Chemical weapon attacks in Syria persist a year after Khan Sheikhoun
At least 80 people were killed on April 4 last year when regime war planes dropped sarin gas on the town of Khan Sheikhoun in northwest Syria.
The chemical assault on the rebel-held town was one of the most shocking of Syria's seven-year war, causing global outrage and rare retaliatory airstrikes by the US.
The deadly sarin attack was the largest chemical weapon assault in Syria since the regime acceded to the Chemical Weapons Convention in 2013.
All likely evidence pointed to Syrian regime responsibility for the attack, according to an investigation by HRW, with the Joint Investigative Mechanism confirming in October 2017 that the regime was responsible.
"In Syria, the government is using chemical weapons that are banned the world over without paying any price," Lama Fakih, deputy Middle East director at Human Rights Watch, said.
"One year after the horrific sarin attack on Khan Sheikhoun, neither the UN Security Council nor the Organisation for the Prohibition of Chemical Weapons has acted to uphold the prohibition against chemical weapon attacks."
|One year after the horrific sarin attack on Khan Sheikhoun, neither the UN Security Council nor the Organisation for the Prohibition of Chemical Weapons has acted to uphold the prohibition against chemical weapon attacks
The information, based on data from seven sources, showed that the Syrian regime was responsible for the majority of the 85 confirmed chemical weapon attacks in the country's war.
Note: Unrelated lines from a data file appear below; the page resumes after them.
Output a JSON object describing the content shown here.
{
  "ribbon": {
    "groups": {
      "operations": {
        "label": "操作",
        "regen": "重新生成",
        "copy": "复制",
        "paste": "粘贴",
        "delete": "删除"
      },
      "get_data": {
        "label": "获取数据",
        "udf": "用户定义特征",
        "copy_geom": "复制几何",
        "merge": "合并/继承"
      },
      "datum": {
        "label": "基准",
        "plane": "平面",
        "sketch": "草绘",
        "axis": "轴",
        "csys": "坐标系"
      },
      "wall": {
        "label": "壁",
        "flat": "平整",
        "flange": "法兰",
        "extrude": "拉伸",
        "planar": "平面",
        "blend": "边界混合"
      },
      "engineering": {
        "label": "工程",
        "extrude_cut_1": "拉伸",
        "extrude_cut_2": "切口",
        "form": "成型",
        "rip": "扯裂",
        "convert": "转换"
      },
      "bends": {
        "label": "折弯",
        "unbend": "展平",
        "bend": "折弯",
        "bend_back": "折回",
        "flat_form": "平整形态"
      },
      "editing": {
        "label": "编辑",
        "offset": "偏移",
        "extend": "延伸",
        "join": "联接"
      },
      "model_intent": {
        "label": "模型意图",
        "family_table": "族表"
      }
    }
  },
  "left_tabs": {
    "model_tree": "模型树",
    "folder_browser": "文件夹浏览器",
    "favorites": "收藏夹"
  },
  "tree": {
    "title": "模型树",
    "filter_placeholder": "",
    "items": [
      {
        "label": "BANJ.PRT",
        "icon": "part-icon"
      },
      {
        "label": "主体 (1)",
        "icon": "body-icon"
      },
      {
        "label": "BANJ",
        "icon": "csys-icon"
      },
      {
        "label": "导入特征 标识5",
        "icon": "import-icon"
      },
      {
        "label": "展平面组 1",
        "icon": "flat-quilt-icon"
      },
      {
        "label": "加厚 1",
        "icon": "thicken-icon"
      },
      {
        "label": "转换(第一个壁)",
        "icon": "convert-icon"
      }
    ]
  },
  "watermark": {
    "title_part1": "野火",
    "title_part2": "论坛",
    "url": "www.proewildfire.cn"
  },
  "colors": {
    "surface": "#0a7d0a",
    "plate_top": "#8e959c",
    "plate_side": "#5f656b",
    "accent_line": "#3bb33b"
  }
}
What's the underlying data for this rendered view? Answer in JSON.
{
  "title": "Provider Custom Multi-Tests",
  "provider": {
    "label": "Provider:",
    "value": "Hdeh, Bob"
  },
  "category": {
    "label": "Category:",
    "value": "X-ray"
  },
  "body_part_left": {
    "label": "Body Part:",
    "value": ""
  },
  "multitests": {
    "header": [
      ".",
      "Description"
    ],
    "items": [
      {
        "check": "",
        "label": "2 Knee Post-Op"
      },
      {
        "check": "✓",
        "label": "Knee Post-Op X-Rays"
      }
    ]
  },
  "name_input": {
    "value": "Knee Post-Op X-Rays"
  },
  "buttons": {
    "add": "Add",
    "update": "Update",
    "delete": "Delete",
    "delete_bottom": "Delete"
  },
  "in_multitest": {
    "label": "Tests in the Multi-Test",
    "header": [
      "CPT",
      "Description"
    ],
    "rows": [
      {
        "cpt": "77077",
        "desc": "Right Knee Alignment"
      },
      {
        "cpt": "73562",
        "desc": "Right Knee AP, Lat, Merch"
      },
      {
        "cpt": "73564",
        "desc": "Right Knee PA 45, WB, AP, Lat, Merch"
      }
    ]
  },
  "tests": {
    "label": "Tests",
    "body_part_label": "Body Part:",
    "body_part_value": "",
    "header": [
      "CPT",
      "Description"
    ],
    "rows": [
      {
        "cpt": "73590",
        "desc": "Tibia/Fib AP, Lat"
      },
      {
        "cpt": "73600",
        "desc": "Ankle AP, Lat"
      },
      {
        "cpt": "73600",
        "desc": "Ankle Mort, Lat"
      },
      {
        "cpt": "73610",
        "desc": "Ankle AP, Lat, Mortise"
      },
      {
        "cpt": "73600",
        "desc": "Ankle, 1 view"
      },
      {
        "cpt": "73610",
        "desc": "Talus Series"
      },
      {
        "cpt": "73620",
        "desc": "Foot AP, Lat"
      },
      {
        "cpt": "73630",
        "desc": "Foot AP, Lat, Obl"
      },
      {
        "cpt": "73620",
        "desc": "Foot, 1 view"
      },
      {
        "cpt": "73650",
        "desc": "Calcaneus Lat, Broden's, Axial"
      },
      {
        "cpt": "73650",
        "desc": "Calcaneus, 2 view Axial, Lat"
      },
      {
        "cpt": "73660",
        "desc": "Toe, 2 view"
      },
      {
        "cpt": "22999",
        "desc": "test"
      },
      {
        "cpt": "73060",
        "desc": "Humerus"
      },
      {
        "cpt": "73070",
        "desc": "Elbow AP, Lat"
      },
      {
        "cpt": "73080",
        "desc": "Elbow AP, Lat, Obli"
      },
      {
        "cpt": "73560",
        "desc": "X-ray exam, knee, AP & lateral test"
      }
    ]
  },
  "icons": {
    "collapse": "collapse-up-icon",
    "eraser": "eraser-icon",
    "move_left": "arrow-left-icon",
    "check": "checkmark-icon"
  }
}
The Syrian regime has been undeterred by the efforts of the United Nations Security Council, the international Organisation for the Prohibition of Chemical Weapons (OPCW), and unilateral action by individual countries to enforce the prohibition on Syria's use of chemical weapons, the HRW report said.
The human rights group called for Security Council sanctions on Syrian officials involved in the Khan Sheikhoun attack.
UN, OPCW 'silent' on chemical attacks
In November last year, Russia vetoed a UNSC resolution to renew the Joint Investigative Mechanism's mandate, ending its operations.
Since it ceased to operate, the Syrian regime has likely carried out at least five more chemical weapon attacks, HRW said.
|The Syrian regime was responsible for the majority of the 85 confirmed chemical weapon attacks in the country's war
As a result, those responsible for the attacks have not been held accountable.
The OPCW announced in June 2014 that it had shipped Syria's declared chemical weapons out of the country for destruction, although it continued attempting to verify the accuracy of the Syrian regime's declaration.
Since then, the regime has conducted coordinated chemical weapons attacks in its campaign to retake opposition-held areas, including in Aleppo in 2016 and in Ghouta in January and February of 2018.
Russia has used its veto at the Security Council to prevent holding the Syrian regime accountable for these violations, including a resolution that would have referred the situation in Syria to the International Criminal Court on May 22, 2014.
Despite the confirmed use of sarin gas by the Syrian regime, the OPCW has not taken any collective measures, HRW said.
The rights group said the OPCW should suspend and sanction the Syrian regime for its failure to comply with executing the international Convention on the Prohibition of the Development, Production, Stockpiling and Use of Chemical Weapons.
If such measures fail, individual member countries need to hold the regime accountable and reinstate a system to identify responsibility for chemical attacks.
"Despite the incentives to act, the UN Security Council and OPCW are silently watching on as Syria transforms the nightmare of chemical warfare into reality," HRW's Lama Fakih said.
"It is high time to do right by the victims of the attack and the international standard set in the chemical weapons treaty."